Tiba-tiba saja mainan itu membesar, seiring perputarannya yang semakin cepat. Suara berdesing mengiringi keluarnya mata pisau di sisi-sisi mainan bulat itu. Mainan itu mulai melompat-lompat terpantul di lantai dan terpental ke salah satu pilar. Pelan tapi pasti, pilar besar itu tergores dan serpihan-serpihan batu mulai rontok akibat gesekan panas. Tanya mulai merasakan kekhawatiran aneh merambati perasaannya. Meskipun tampak tidak mungkin mainan sekecil itu bisa memotong pilar raksasa Gedung Metro Court, tapi melihat putaran mainan yang tidak berkurang karena gesekan dan mata pisau yang semakin lama tampak beberapa milimeter lebih panjang, Tanya merasa hal mustahil itu mungkin saja terjadi. Kepanikan mulai menjalar dalam dirinya. Ayah, ibu. Mereka harus diberitahu, Gedung akan hancur.
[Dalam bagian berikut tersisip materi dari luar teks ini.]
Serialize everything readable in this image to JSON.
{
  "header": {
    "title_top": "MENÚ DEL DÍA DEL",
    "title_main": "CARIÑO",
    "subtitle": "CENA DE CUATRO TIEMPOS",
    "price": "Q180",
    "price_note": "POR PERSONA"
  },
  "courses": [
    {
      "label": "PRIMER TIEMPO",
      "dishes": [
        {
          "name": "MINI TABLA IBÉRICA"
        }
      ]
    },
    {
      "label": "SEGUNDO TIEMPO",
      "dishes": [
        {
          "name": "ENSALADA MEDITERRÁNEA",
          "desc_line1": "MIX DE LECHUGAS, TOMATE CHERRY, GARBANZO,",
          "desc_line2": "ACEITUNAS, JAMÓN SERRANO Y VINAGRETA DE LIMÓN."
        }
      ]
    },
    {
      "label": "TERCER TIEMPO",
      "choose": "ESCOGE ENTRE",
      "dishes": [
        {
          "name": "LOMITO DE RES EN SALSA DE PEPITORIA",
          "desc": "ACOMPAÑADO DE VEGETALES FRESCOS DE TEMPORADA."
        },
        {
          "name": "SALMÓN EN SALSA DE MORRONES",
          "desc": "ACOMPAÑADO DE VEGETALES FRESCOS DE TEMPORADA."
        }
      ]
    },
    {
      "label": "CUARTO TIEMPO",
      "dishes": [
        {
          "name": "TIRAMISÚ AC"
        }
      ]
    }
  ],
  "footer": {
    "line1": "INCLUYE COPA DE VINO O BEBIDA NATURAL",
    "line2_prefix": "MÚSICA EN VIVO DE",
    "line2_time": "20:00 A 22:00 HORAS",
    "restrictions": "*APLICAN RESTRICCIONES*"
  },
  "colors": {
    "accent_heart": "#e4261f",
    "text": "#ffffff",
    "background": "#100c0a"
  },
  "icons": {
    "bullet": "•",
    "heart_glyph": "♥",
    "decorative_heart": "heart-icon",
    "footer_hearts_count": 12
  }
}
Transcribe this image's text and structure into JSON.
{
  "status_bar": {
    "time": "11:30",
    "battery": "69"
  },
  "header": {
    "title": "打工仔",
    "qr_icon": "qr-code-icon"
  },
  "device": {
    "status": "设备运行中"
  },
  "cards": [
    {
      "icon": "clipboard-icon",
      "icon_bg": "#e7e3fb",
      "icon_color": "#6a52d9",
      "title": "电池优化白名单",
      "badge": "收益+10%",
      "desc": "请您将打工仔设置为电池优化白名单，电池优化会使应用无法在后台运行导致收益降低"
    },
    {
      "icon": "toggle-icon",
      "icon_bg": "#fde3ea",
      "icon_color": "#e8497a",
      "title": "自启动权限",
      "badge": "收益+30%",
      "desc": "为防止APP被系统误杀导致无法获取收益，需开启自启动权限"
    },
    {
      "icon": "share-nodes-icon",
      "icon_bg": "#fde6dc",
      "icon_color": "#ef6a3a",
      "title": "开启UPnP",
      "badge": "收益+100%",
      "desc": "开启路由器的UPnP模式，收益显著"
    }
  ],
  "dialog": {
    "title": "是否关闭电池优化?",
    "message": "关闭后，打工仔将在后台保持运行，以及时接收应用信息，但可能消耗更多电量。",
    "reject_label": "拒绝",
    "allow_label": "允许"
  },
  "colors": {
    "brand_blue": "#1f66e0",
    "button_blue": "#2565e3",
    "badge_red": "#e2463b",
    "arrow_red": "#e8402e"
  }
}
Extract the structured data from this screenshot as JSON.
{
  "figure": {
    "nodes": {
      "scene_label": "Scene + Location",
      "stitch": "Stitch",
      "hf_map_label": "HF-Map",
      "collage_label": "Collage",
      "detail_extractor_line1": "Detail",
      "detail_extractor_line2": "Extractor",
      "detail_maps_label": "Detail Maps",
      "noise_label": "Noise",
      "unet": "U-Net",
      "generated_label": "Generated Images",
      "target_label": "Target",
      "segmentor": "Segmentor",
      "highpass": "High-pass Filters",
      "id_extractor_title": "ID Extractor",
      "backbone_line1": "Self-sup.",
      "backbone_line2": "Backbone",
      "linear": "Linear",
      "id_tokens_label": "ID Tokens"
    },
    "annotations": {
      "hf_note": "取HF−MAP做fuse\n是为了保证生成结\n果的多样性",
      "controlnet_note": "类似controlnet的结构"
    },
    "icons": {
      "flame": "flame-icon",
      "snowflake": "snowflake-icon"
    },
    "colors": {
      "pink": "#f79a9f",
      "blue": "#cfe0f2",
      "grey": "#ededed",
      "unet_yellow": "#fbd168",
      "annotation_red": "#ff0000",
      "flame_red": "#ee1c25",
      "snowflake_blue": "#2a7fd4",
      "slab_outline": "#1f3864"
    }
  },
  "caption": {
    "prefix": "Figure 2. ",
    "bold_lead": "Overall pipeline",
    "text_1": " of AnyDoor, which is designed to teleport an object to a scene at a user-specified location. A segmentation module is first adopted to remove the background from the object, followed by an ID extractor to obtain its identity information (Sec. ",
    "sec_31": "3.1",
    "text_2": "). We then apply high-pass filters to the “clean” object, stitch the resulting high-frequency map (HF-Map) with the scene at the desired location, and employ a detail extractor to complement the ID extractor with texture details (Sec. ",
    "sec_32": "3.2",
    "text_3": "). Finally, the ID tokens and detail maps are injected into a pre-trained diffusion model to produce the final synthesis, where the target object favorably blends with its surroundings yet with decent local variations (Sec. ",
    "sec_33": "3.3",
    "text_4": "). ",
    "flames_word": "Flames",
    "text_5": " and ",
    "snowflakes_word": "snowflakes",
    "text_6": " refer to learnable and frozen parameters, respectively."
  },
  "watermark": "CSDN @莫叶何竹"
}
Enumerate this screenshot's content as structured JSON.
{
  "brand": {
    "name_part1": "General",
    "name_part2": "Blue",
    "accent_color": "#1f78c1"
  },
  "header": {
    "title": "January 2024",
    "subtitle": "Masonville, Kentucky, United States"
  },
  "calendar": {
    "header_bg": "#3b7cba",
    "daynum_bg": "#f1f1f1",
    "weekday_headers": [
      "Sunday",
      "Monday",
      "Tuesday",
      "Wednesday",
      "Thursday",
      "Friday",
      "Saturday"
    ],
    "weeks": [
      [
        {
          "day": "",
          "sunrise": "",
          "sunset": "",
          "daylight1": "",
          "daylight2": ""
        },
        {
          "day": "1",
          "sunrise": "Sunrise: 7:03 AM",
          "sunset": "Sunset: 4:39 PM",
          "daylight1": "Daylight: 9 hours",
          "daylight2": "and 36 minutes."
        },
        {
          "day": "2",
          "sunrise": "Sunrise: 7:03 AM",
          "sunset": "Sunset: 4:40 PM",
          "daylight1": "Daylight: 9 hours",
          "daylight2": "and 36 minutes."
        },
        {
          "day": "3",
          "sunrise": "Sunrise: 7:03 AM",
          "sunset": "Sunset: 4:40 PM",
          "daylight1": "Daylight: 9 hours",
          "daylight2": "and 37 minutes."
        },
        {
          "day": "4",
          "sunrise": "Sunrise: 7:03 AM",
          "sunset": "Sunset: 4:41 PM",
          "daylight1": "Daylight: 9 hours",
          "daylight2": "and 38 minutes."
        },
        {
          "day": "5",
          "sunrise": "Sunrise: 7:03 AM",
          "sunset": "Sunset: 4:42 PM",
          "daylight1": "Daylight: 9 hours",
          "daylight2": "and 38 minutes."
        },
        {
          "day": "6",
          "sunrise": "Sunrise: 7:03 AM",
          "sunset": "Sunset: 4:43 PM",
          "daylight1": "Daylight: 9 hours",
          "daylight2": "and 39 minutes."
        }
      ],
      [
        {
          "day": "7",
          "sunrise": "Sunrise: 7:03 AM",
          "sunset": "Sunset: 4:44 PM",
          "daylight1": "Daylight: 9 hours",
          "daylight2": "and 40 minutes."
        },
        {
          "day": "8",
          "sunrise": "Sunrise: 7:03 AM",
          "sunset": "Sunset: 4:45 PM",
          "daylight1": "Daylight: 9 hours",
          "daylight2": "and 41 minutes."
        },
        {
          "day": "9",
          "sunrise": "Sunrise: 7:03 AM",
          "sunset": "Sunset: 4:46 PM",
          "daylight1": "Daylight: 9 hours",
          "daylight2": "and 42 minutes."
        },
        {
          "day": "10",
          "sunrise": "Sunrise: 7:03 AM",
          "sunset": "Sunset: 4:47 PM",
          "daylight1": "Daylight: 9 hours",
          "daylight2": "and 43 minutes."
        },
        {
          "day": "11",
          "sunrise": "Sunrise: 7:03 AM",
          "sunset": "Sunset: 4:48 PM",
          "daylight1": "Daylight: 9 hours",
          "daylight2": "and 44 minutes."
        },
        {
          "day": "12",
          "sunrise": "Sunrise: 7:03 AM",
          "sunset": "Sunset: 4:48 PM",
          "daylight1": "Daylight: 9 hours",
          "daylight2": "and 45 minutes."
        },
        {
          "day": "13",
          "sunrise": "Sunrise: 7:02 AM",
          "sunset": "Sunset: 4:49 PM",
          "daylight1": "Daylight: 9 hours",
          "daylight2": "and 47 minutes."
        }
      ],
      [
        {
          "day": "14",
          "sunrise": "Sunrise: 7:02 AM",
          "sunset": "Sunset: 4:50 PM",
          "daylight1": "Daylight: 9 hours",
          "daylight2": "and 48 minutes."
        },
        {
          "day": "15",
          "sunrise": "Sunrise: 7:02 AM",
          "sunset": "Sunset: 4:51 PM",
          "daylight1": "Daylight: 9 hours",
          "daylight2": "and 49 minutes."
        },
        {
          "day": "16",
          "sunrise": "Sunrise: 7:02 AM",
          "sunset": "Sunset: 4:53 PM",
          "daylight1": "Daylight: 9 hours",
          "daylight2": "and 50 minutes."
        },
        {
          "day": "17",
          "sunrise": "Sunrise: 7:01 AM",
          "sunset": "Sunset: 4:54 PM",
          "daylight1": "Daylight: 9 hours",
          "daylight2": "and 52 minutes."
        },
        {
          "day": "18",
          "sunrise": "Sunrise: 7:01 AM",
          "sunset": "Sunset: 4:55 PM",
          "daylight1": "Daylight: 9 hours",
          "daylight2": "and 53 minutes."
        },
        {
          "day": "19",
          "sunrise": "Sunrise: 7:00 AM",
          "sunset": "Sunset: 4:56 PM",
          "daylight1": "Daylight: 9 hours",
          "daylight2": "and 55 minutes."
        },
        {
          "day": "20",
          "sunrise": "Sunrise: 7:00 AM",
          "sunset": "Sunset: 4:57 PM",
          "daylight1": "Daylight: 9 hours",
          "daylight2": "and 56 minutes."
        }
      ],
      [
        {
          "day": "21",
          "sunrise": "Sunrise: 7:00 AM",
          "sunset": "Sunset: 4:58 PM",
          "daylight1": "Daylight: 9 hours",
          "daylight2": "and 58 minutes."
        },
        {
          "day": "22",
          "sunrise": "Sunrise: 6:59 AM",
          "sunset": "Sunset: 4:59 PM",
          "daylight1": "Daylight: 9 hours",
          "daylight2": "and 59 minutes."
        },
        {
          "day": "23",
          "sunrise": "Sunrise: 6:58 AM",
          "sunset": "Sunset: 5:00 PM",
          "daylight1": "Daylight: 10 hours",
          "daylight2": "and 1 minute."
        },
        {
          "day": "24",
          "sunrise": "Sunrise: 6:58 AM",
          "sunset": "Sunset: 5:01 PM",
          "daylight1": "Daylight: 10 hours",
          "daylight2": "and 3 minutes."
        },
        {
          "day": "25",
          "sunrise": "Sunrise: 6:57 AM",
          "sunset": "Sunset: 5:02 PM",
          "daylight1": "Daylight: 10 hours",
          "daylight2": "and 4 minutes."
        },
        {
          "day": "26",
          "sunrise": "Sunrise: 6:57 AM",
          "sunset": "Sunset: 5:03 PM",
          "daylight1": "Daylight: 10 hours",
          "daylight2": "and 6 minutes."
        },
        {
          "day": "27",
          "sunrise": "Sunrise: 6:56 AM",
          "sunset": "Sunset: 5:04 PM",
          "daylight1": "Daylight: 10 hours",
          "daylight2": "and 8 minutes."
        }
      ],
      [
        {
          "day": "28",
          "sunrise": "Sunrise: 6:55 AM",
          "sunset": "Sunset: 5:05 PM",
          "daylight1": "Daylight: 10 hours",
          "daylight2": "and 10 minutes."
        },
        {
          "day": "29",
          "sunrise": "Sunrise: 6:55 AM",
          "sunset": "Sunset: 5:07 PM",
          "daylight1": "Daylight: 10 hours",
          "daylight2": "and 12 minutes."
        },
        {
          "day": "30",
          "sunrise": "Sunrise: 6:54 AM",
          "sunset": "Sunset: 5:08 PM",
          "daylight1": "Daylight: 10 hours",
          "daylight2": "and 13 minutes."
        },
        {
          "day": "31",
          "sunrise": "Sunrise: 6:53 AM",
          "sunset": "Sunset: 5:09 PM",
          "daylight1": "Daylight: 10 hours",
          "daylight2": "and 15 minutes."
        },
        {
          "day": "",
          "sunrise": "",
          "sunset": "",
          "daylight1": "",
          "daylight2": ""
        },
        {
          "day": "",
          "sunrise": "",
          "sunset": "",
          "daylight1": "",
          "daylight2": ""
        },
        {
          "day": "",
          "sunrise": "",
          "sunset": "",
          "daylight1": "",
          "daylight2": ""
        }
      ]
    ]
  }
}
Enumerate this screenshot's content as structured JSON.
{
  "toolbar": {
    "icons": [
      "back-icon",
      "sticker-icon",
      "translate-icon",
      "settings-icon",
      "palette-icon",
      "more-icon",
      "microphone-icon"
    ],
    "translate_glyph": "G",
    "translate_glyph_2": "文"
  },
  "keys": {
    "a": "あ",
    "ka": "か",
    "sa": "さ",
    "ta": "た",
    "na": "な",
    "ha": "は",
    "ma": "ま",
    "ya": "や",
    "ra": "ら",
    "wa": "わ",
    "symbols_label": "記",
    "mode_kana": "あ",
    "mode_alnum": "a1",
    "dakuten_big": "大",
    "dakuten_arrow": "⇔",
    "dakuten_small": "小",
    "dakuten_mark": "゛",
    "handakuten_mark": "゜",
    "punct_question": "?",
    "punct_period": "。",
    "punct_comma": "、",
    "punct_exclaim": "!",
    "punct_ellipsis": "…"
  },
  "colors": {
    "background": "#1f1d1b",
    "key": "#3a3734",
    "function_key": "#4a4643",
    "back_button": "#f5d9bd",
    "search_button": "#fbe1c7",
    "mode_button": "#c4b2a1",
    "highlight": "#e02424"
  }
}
Tanya berlari menerobos kerumunan anak-anak yang masih tertegun memandangi mainan besi, melompati pagar besi rendah pemisah antar kelompok usia seraya melempar pandangan ke segala arah mencari sosok ayah dan ibunya. Para orang dewasa tampak berdiri diam, hanya sedikit yang mengobrol dengan orang di sebelahnya. Hingga akhirnya Tanya menemukan sosok ayahnya, berdiri diam seakan tidak ada orang di sekitarnya.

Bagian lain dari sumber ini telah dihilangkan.